Gesù rispose loro: «I figli di questo mondo prendono moglie e prendono marito; ma quelli che sono giudicati degni della vita futura e della risurrezione dai morti, non prendono né moglie né marito: infatti non possono più morire, perché sono uguali agli angeli e, poiché sono figli della risurrezione, sono figli di Dio. Che poi i morti risorgano, lo ha indicato anche Mosè a proposito del roveto, quando dice: “Il Signore è il Dio di Abramo, Dio di Isacco e Dio di Giacobbe”. Dio non è dei morti, ma dei viventi; perché tutti vivono per lui»
E non è saggio rimuovere questo pensiero: “Dove andiamo a finire quando si conclude questa nostra vita?” perché sarebbe rinunciare a ciò che ci caratterizza come uomini, soltanto noi sappiamo che la nostra vita biologica ha un inizio e ha una fine. Devo chiedermi: “da dove vengo e dove vado? Torno nel nulla dal quale mi ha tratto un gesto d’amore dei miei genitori? Però è triste pensare che questo universo continuerà dopo di me, come se io non fossi passato di qui, senza lasciare traccia, come se non fossi mai esistito. Allora mi chiedo anche: “Ha senso mettere al mondo dei figli per consegnarli a questo destino, per consegnarli a quel mostro che è la morte?” Altri ritengono inutile cercare disegni di un Creatore, bisogna vivere e basta… come? Beh, assecondando la pulsione che ti suggerisce di goderti quei pochi giorni che tu passi su questa terra, del resto sui pavimenti mosaicati dei triclini romani, noi troviamo il richiamo alla morte “Memento mori” ricordati che devi morire, goditi la vita perché i giorni che passi qui sono pochi, quindi divertiti. Altri, pur non coltivando una prospettiva della vita illuminata dalla fede, ritengono saggio vivere per valori nobili, elevati, per costruire amore. Si può anche pensare che noi siamo parte di un universo che si muove secondo le sue leggi, crea nuove vite e poi le distrugge… un universo quindi senza cuore, che a volte fa del bene ma non lo fa per amore, perché non ha cuore, altre volte fa del male ma non per odio, perché non ha cuore, semplicemente segue le sue leggi. Ma se esiste un Dio, questo non senso dell’universo è inaccettabile perché saremmo di fronte a un Dio crudele che crea l’uomo innamorato della vita, capace di entrare in dialogo con Lui, di manifestargli amore e poi alla fine, Lui lo distrugge.

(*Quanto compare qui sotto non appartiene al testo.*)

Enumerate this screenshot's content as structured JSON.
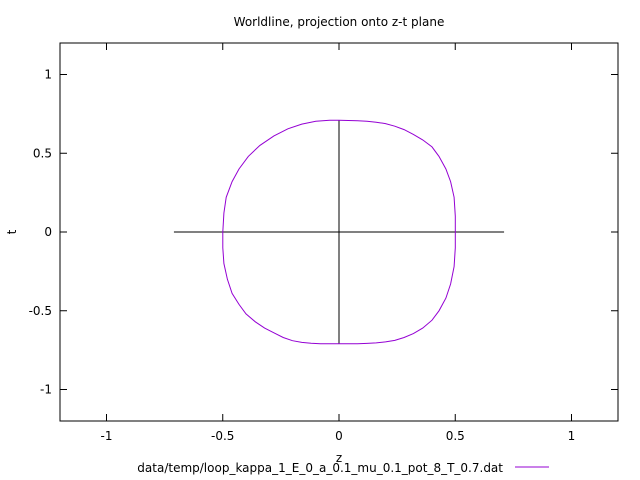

Che risposte davano in Israele a questi interrogativi? Poi noi ascolteremo la risposta di Gesù. Fino al III sec. a.C., gli israeliti non avevano concezioni diverse dagli altri popoli dell’antico Medioriente e del mondo greco-romano, facevano eccezione gli egiziani. Quando si moriva, tutti ritenevano che si andava a finire nel regno dei morti, che era chiamato in modi diversi: gli israeliti lo chiamavano “Shoeol”, i greci “Ade” dal nome del Dio che regnava sul mondo dei morti “Hádēs”, che viveva insieme con la sposa “Persephónē” e i latini lo chiamavano “Inferus“, gli inferi, sotto terra. Questo mondo dei morti era caratterizzato dalle tenebre, i morti vivevano nella polvere, si muovevano come larve, come ombre, in ebraico “Rūffain” erano chiamati, ombre, zombie… e vivevano lì nel silenzio. Ricordiamo nell’Odissea, Ulisse che scende nell’Ade e lì incontra Achille, si complimenta con lui. Questa era la concezione di tutti i popoli dell’antico Medioriente e del mondo greco-romano, Israele compreso. Nel regno dei morti andavano a finire tutti… re, mendicanti, signori, schiavi, vecchi, giovani, buoni e cattivi, non c’era nessun giudizio, nessun premio per i buoni e nessun castigo per i malvagi. La morte del malvagio era vista con compiacimento perché tutti erano contenti, torna in mezzo a tutte le altre ombre.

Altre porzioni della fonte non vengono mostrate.